Hello @patrick, I am picking up on the limitation you mentioned caused by global providers. I have been researching how to set up an Oauth2 API for which my app needs to use ‘Self maintain’ Token Handling. I have seen from this thread that you say this is no longer possible with the implementation of the new global providers.

I was following a forum thread discussing an app with the same API where it was concluded that ‘Self maintain’ (as opposed to ‘Session’) was necessary. That app was developed last year before global providers were introduced and the oauth provider was created in a local action after a database query. I will have to pause my development until ‘Self maintain’ is possible.

Are you able to say whether a solution to this is likely to be introduced or when it might be scheduled in a software release?

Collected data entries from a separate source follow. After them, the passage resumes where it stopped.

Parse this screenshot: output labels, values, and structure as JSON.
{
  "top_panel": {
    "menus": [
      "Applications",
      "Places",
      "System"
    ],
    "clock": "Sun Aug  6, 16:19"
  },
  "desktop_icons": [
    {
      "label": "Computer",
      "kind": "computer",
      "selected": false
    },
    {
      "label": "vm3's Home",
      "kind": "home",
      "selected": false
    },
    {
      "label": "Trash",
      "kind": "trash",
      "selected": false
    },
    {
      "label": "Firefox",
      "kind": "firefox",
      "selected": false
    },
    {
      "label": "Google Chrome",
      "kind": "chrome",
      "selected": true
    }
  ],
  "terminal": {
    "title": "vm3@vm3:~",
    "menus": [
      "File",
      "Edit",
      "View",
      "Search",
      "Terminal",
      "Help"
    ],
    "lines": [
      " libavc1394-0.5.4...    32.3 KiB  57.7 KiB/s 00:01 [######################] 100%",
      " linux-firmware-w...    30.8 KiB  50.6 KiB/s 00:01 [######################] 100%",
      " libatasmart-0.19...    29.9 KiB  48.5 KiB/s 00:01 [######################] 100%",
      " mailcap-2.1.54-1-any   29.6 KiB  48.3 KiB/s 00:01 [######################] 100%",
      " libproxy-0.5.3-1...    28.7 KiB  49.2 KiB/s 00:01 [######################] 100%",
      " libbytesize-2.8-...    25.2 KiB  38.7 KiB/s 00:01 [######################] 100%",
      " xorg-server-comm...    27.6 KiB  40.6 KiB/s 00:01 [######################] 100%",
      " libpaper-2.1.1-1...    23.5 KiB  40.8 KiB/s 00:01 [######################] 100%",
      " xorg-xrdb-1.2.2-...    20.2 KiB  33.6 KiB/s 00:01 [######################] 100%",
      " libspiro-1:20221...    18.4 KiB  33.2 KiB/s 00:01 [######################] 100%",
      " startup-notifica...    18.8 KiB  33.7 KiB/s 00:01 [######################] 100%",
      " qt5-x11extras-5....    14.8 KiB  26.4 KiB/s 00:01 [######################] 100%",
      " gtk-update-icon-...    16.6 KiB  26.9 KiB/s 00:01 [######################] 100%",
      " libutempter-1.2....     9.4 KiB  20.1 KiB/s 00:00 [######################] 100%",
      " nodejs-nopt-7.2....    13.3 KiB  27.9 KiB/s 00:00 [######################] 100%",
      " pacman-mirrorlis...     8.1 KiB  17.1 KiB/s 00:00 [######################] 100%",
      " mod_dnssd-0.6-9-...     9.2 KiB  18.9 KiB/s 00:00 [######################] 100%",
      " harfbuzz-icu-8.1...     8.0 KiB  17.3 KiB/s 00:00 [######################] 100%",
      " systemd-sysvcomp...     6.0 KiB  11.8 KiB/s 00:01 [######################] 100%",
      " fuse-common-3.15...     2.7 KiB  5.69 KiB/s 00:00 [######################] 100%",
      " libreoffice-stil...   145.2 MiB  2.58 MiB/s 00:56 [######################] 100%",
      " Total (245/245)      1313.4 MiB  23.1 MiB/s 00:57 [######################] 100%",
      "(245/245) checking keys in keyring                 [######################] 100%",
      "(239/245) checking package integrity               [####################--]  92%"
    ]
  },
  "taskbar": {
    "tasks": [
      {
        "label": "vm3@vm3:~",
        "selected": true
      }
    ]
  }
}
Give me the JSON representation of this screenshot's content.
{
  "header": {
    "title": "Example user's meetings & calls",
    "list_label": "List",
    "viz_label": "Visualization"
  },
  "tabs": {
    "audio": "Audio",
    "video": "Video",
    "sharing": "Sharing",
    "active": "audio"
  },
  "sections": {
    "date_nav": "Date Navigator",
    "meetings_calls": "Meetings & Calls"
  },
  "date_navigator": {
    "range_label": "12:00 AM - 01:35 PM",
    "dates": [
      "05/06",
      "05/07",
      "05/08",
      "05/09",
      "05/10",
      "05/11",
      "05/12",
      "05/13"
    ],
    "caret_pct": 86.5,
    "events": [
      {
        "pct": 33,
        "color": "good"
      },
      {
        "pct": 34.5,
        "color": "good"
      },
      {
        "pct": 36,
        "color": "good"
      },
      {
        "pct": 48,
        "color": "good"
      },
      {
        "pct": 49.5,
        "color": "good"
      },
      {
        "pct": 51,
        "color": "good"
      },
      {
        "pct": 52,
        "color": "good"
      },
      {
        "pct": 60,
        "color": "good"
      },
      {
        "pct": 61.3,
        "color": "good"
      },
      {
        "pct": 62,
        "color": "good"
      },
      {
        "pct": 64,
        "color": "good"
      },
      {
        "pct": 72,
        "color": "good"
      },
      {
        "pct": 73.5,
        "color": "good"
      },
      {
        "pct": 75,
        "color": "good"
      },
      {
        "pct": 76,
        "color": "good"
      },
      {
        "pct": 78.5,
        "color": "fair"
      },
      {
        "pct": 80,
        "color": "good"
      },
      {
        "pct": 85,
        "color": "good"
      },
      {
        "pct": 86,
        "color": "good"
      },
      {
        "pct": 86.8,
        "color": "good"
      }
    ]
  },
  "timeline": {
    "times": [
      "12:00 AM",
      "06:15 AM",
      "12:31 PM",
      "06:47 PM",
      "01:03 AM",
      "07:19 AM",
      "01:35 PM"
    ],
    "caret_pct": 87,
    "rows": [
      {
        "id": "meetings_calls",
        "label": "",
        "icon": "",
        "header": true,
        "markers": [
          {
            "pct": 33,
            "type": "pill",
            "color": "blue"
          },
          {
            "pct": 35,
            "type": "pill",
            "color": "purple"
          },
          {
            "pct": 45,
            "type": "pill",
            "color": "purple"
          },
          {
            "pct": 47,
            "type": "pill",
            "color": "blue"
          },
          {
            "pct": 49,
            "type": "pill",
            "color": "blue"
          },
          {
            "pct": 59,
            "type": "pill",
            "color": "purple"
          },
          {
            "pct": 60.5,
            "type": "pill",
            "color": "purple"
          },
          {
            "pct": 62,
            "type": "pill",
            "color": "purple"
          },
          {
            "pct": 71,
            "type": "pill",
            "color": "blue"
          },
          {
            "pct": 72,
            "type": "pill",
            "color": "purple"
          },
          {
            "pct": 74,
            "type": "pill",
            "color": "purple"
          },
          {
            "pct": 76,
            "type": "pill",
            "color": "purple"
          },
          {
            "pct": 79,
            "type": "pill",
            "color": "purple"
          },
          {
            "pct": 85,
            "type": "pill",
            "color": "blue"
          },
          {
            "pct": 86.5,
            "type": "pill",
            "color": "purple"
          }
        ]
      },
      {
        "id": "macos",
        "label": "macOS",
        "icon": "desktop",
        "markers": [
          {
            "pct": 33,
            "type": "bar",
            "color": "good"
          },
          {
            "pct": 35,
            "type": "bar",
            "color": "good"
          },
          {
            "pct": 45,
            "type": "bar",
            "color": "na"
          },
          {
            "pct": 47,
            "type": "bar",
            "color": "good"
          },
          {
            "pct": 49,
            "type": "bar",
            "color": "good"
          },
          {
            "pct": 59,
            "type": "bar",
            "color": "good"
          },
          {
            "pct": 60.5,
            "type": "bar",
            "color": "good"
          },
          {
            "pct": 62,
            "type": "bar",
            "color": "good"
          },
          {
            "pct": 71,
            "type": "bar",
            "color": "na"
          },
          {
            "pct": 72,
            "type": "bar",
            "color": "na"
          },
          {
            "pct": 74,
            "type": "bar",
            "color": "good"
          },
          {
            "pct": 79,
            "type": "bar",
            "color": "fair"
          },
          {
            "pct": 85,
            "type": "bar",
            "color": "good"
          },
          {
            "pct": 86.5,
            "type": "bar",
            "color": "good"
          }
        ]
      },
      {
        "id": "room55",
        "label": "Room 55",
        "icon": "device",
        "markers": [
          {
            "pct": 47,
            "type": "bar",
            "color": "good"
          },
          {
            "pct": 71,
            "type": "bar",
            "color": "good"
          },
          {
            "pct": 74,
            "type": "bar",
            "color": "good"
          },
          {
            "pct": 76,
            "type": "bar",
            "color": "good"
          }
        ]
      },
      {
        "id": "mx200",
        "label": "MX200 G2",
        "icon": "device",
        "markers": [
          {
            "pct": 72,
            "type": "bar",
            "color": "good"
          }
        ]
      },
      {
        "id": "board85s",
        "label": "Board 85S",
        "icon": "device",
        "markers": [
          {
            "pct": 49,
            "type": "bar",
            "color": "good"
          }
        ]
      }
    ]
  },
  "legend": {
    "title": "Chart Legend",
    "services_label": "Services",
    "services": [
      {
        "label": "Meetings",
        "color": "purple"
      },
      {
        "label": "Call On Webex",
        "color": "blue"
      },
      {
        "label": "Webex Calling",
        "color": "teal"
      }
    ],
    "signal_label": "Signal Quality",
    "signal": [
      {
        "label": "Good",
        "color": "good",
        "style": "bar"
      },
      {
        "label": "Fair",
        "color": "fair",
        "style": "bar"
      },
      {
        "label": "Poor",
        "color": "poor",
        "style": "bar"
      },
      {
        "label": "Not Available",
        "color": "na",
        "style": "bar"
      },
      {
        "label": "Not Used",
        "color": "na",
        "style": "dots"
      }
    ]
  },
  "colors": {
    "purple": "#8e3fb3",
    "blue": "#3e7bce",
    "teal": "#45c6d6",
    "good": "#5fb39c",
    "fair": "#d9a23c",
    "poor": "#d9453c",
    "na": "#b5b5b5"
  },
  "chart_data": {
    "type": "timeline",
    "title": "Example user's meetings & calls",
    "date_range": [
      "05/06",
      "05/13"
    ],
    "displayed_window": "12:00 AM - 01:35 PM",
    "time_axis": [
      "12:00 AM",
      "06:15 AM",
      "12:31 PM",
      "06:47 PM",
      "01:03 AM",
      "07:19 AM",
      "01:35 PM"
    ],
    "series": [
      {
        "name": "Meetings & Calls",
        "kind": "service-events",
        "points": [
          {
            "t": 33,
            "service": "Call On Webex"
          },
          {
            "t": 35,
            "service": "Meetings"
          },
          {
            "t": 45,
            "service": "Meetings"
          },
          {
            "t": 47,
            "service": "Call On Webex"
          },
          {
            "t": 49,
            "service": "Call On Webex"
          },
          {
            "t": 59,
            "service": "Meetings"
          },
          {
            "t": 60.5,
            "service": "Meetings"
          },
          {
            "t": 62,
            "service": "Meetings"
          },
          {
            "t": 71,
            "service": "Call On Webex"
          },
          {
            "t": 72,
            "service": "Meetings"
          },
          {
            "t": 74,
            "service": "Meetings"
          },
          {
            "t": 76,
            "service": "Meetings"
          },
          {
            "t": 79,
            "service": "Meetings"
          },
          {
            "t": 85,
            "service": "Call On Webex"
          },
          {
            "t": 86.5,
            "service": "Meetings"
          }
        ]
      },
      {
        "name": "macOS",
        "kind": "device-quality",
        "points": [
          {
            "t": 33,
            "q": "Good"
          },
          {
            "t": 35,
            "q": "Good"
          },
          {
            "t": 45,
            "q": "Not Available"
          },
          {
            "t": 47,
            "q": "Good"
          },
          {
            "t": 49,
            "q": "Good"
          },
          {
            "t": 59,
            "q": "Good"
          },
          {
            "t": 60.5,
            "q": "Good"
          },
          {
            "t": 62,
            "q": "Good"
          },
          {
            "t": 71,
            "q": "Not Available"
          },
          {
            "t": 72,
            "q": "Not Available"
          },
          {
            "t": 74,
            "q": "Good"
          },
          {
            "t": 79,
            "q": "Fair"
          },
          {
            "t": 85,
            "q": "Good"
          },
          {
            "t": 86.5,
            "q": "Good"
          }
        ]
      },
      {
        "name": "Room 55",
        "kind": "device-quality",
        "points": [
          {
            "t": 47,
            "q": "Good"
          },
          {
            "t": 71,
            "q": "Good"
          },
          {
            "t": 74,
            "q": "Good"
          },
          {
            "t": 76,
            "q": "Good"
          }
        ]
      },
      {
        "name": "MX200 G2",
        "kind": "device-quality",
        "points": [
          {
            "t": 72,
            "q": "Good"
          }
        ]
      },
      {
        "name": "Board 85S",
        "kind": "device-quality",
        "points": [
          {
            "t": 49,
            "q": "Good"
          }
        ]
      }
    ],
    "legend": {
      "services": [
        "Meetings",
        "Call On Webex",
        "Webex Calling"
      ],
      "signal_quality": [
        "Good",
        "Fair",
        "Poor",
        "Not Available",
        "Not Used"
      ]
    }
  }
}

If it helps I can post this issue as a bug or perhaps it ties in with the feature request, Option for Globals at end of API execution, as an additional use case to Ken’s request.

Hi @patrick,
I think I’ve found what the issue was, and it’s probably specific to Salesforce, as I had to change my own code accordingly: SFDC doesn’t honor sessions, so when you are checking if the session “access_token” is still open to consider your user logged in, in the majority of cases, SFDC considers that you aren’t and expects you to authenticate again. The access token generated is the same, but it includes a different signature - and in this case you get a session expired error.
My solution with my own module was to actually login every single time that I perform an API call, and that works well, I understand that the authorize steps only refreshes the session when it thinks it expires, not systematically.

I’m assuming this is an oddity of SalesForce (one of many), I don’t know if it warrants an option to override sessions (since the self maintain option is not possible with the globals model).